Полно! Ибо ясно же, сколь выше честертоновский отец Браун акунинской матушки Пелагии - подружки Фандорина. Но опять же, всем ли ясно? А вот это уже задачка для критика.

На высокой честертоновской волне вполне риторичен и следующий  вопрос: мол, кто бы возражал, появись новый «Остров сокровищ»? Ещё бы! К повести Стивенсона и определения-то не подберёшь: что это? Просто ёмкая миниатюра? Просто детская литература? Просто авантюрный роман? Или просто экспериментальная композиция с элементами мениппеи?..

Нет, нет и нет! Просто «Остров сокровищ». Просто выдающееся произведение мировой литературы.
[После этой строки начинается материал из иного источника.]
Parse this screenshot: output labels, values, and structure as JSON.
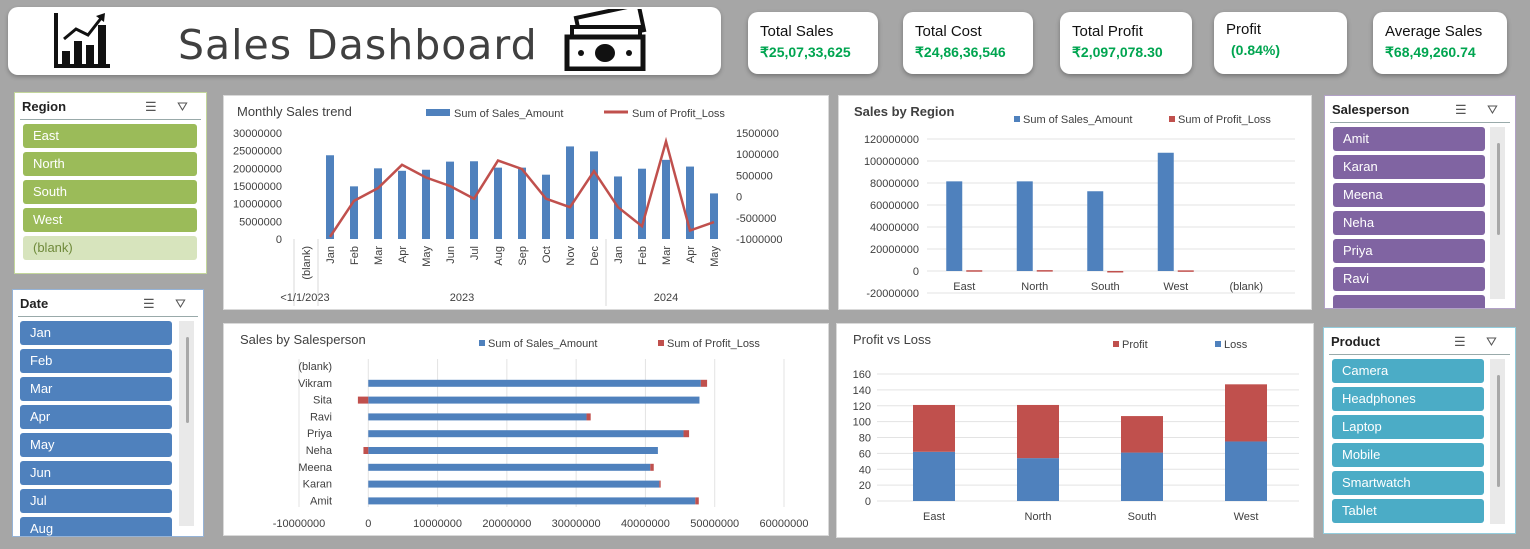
{
  "header": {
    "title": "Sales Dashboard"
  },
  "kpis": {
    "total_sales": {
      "label": "Total Sales",
      "value": "₹25,07,33,625"
    },
    "total_cost": {
      "label": "Total Cost",
      "value": "₹24,86,36,546"
    },
    "total_profit": {
      "label": "Total Profit",
      "value": "₹2,097,078.30"
    },
    "profit_pct": {
      "label": "Profit",
      "value": "(0.84%)"
    },
    "average_sales": {
      "label": "Average Sales",
      "value": "₹68,49,260.74"
    }
  },
  "slicers": {
    "region": {
      "title": "Region",
      "items": [
        "East",
        "North",
        "South",
        "West",
        "(blank)"
      ],
      "color": "#9bbb59",
      "blank_color": "#d7e4bd"
    },
    "date": {
      "title": "Date",
      "items": [
        "Jan",
        "Feb",
        "Mar",
        "Apr",
        "May",
        "Jun",
        "Jul",
        "Aug"
      ],
      "color": "#4f81bd"
    },
    "salesperson": {
      "title": "Salesperson",
      "items": [
        "Amit",
        "Karan",
        "Meena",
        "Neha",
        "Priya",
        "Ravi"
      ],
      "color": "#8064a2"
    },
    "product": {
      "title": "Product",
      "items": [
        "Camera",
        "Headphones",
        "Laptop",
        "Mobile",
        "Smartwatch",
        "Tablet"
      ],
      "color": "#4bacc6"
    }
  },
  "chart_data": [
    {
      "type": "bar",
      "title": "Monthly Sales trend",
      "legend": [
        "Sum of Sales_Amount",
        "Sum of Profit_Loss"
      ],
      "legend_position": "top",
      "categories": [
        "(blank)",
        "Jan",
        "Feb",
        "Mar",
        "Apr",
        "May",
        "Jun",
        "Jul",
        "Aug",
        "Sep",
        "Oct",
        "Nov",
        "Dec",
        "Jan",
        "Feb",
        "Mar",
        "Apr",
        "May"
      ],
      "groups": [
        {
          "label": "<1/1/2023",
          "span": 1
        },
        {
          "label": "2023",
          "span": 12
        },
        {
          "label": "2024",
          "span": 5
        }
      ],
      "series": [
        {
          "name": "Sum of Sales_Amount",
          "kind": "column",
          "axis": "primary",
          "values": [
            null,
            23700000,
            14900000,
            20000000,
            19300000,
            19600000,
            21900000,
            22000000,
            20200000,
            20200000,
            18200000,
            26200000,
            24800000,
            17700000,
            19900000,
            22400000,
            20500000,
            12900000
          ]
        },
        {
          "name": "Sum of Profit_Loss",
          "kind": "line",
          "axis": "secondary",
          "values": [
            null,
            -950000,
            -100000,
            200000,
            750000,
            450000,
            250000,
            -50000,
            850000,
            650000,
            -50000,
            -250000,
            600000,
            -250000,
            -700000,
            1300000,
            -800000,
            -600000
          ]
        }
      ],
      "ylim": [
        0,
        30000000
      ],
      "y_ticks": [
        "30000000",
        "25000000",
        "20000000",
        "15000000",
        "10000000",
        "5000000",
        "0"
      ],
      "y2lim": [
        -1000000,
        1500000
      ],
      "y2_ticks": [
        "1500000",
        "1000000",
        "500000",
        "0",
        "-500000",
        "-1000000"
      ]
    },
    {
      "type": "bar",
      "title": "Sales by Region",
      "legend": [
        "Sum of Sales_Amount",
        "Sum of Profit_Loss"
      ],
      "legend_position": "top",
      "categories": [
        "East",
        "North",
        "South",
        "West",
        "(blank)"
      ],
      "series": [
        {
          "name": "Sum of Sales_Amount",
          "values": [
            81500000,
            81500000,
            72500000,
            107500000,
            null
          ]
        },
        {
          "name": "Sum of Profit_Loss",
          "values": [
            700000,
            800000,
            -100000,
            600000,
            null
          ]
        }
      ],
      "ylim": [
        -20000000,
        120000000
      ],
      "y_ticks": [
        "120000000",
        "100000000",
        "80000000",
        "60000000",
        "40000000",
        "20000000",
        "0",
        "-20000000"
      ],
      "grid": true
    },
    {
      "type": "bar",
      "orientation": "horizontal",
      "title": "Sales by Salesperson",
      "legend": [
        "Sum of Sales_Amount",
        "Sum of Profit_Loss"
      ],
      "legend_position": "top",
      "categories": [
        "(blank)",
        "Vikram",
        "Sita",
        "Ravi",
        "Priya",
        "Neha",
        "Meena",
        "Karan",
        "Amit"
      ],
      "series": [
        {
          "name": "Sum of Sales_Amount",
          "values": [
            null,
            48000000,
            47800000,
            31500000,
            45500000,
            41800000,
            40700000,
            42000000,
            47200000
          ]
        },
        {
          "name": "Sum of Profit_Loss",
          "values": [
            null,
            900000,
            -1500000,
            600000,
            800000,
            -700000,
            500000,
            200000,
            500000
          ]
        }
      ],
      "xlim": [
        -10000000,
        60000000
      ],
      "x_ticks": [
        "-10000000",
        "0",
        "10000000",
        "20000000",
        "30000000",
        "40000000",
        "50000000",
        "60000000"
      ],
      "grid": true
    },
    {
      "type": "bar",
      "stacked": true,
      "title": "Profit vs Loss",
      "legend": [
        "Profit",
        "Loss"
      ],
      "legend_position": "top",
      "categories": [
        "East",
        "North",
        "South",
        "West"
      ],
      "series": [
        {
          "name": "Loss",
          "values": [
            62,
            54,
            61,
            75
          ]
        },
        {
          "name": "Profit",
          "values": [
            59,
            67,
            46,
            72
          ]
        }
      ],
      "ylim": [
        0,
        160
      ],
      "y_ticks": [
        "160",
        "140",
        "120",
        "100",
        "80",
        "60",
        "40",
        "20",
        "0"
      ],
      "grid": true
    }
  ],
  "colors": {
    "blue": "#4f81bd",
    "red": "#c0504d",
    "kpi_green": "#00a550"
  }
}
Как и

- «Айвенго», «Собака Баскервиллей», «Зверобой», «Пятнадцатилетний капитан», «Всадник без головы», «Граф Монте-Кристо», «Аленький цветочек», «Каменный цветок», «Конёк-Горбунок», «Принц и нищий», «Николай Негорев», «Книга джунглей», «Потоп», «Подлиповцы», «Республика ШКИД», «Похождения бравого солдата Швейка», «Максимка», «Одиссея капитана Блада», «Человек-невидимка»», «Человек-амфибия», «Алые паруса», «Повесть о Ходже Насреддине», «Вратарь республики», «Потоп», «Россия молодая», «Анна Ярославна, королева Франции», «Чингисхан», «Дерсу Узала», «Ратоборцы», «Дорогой чести», «Битва железных канцлеров», «Судьба барабанщика», «Тайна двух океанов», «Незнайка на Луне», «451 градус по Фаренгейту», «Конец вечности», «Трудно быть богом», «Час быка», «Старик Хоттабыч», «Королевство Кривых зеркал», «Путь к причалу», «Два капитана», «Сын полка», «Волшебник Изумрудного города», «Продавец приключений», «Девочка с Земли», «Мой генерал», «Алитет уходит в горы», «Сон в начале тумана», «Злой дух Ямбуя», «72 градуса ниже нуля», «Территория», «Белый Бим Чёрное ухо», «Деревенский детектив»...
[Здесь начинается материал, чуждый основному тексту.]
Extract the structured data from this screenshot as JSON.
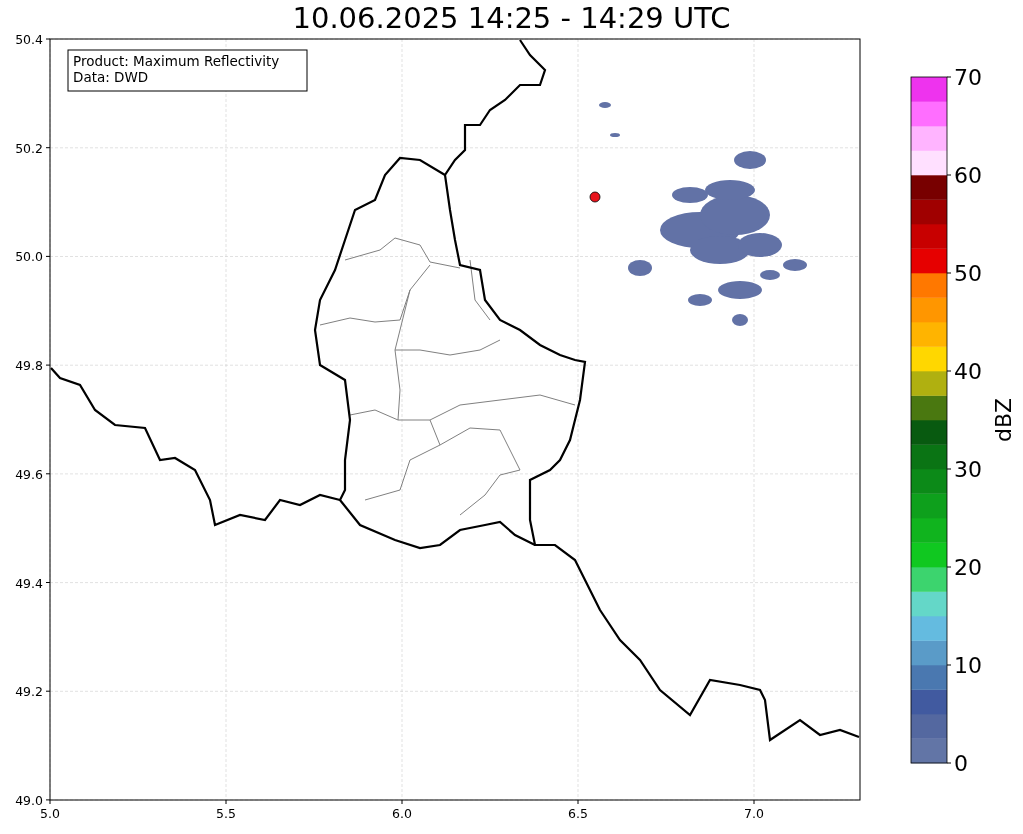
{
  "title": "10.06.2025 14:25 - 14:29 UTC",
  "info_box": {
    "lines": [
      "Product: Maximum Reflectivity",
      "Data: DWD"
    ]
  },
  "x_axis": {
    "ticks": [
      "5.0",
      "5.5",
      "6.0",
      "6.5",
      "7.0"
    ]
  },
  "y_axis": {
    "ticks": [
      "50.4",
      "50.2",
      "50.0",
      "49.8",
      "49.6",
      "49.4",
      "49.2",
      "49.0"
    ]
  },
  "colorbar": {
    "label": "dBZ",
    "ticks": [
      "70",
      "60",
      "50",
      "40",
      "30",
      "20",
      "10",
      "0"
    ],
    "bands": [
      {
        "color": "#6275a6"
      },
      {
        "color": "#5468a0"
      },
      {
        "color": "#415aa0"
      },
      {
        "color": "#4a78b0"
      },
      {
        "color": "#5a9bc8"
      },
      {
        "color": "#64bbe0"
      },
      {
        "color": "#64d7c8"
      },
      {
        "color": "#3cd46e"
      },
      {
        "color": "#10c820"
      },
      {
        "color": "#10b41e"
      },
      {
        "color": "#0ea01c"
      },
      {
        "color": "#0c8a18"
      },
      {
        "color": "#0a7414"
      },
      {
        "color": "#085a10"
      },
      {
        "color": "#4a7810"
      },
      {
        "color": "#b0b010"
      },
      {
        "color": "#ffd700"
      },
      {
        "color": "#ffb400"
      },
      {
        "color": "#ff9600"
      },
      {
        "color": "#ff7800"
      },
      {
        "color": "#e60000"
      },
      {
        "color": "#c80000"
      },
      {
        "color": "#a00000"
      },
      {
        "color": "#780000"
      },
      {
        "color": "#ffe0ff"
      },
      {
        "color": "#ffb4ff"
      },
      {
        "color": "#ff6eff"
      },
      {
        "color": "#ee33ee"
      }
    ]
  }
}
Так что границы условны. И есть примеры, когда на как бы беллетристике «подлавливали и опускали». 20 лет не минуло, как из омута забуды выловлен был Всеволод Владимирович Крестовский (1840-1895). «Крючок» для удочки нарекли «Петербургские тайны» (удачный, кстати, сериал). Так, на манер Эжена Сю, киношники переиначили «легковесный» роман Крестовского «Петербургские трущобы».

Видимо, это было удобно для кого-то: из многопланового литератора вылепить чисто «коммерческого сочинителя одного-единственного более-менее приличного романа». И за «дымовой завесой» как-то так, без всякой критики, заметьте, остались, забылись, испарились его же: дилогия «Кровавый пуф. Хроника о новом Смутном времени Государства Российского», трилогия «Жид идёт»; тома публицистики («Петербургские типы», «Петербургские золотопромышленники», «Двадцать месяцев в действующей армии: 1877-1878»); песни «Владимирка», «Под душистою ветвью сирени», «Прости, на вечную разлуку», баллада «Ванька-ключник»

Но где опять же границы, критерии? Они крайне зыбки. Поэтому стоит согласиться со Светланой Замлеловой, что «Хорошая русская литература это не обязательно почвенничество». А для подкрепления - несколько критических отзывов об одной маленькой книжке.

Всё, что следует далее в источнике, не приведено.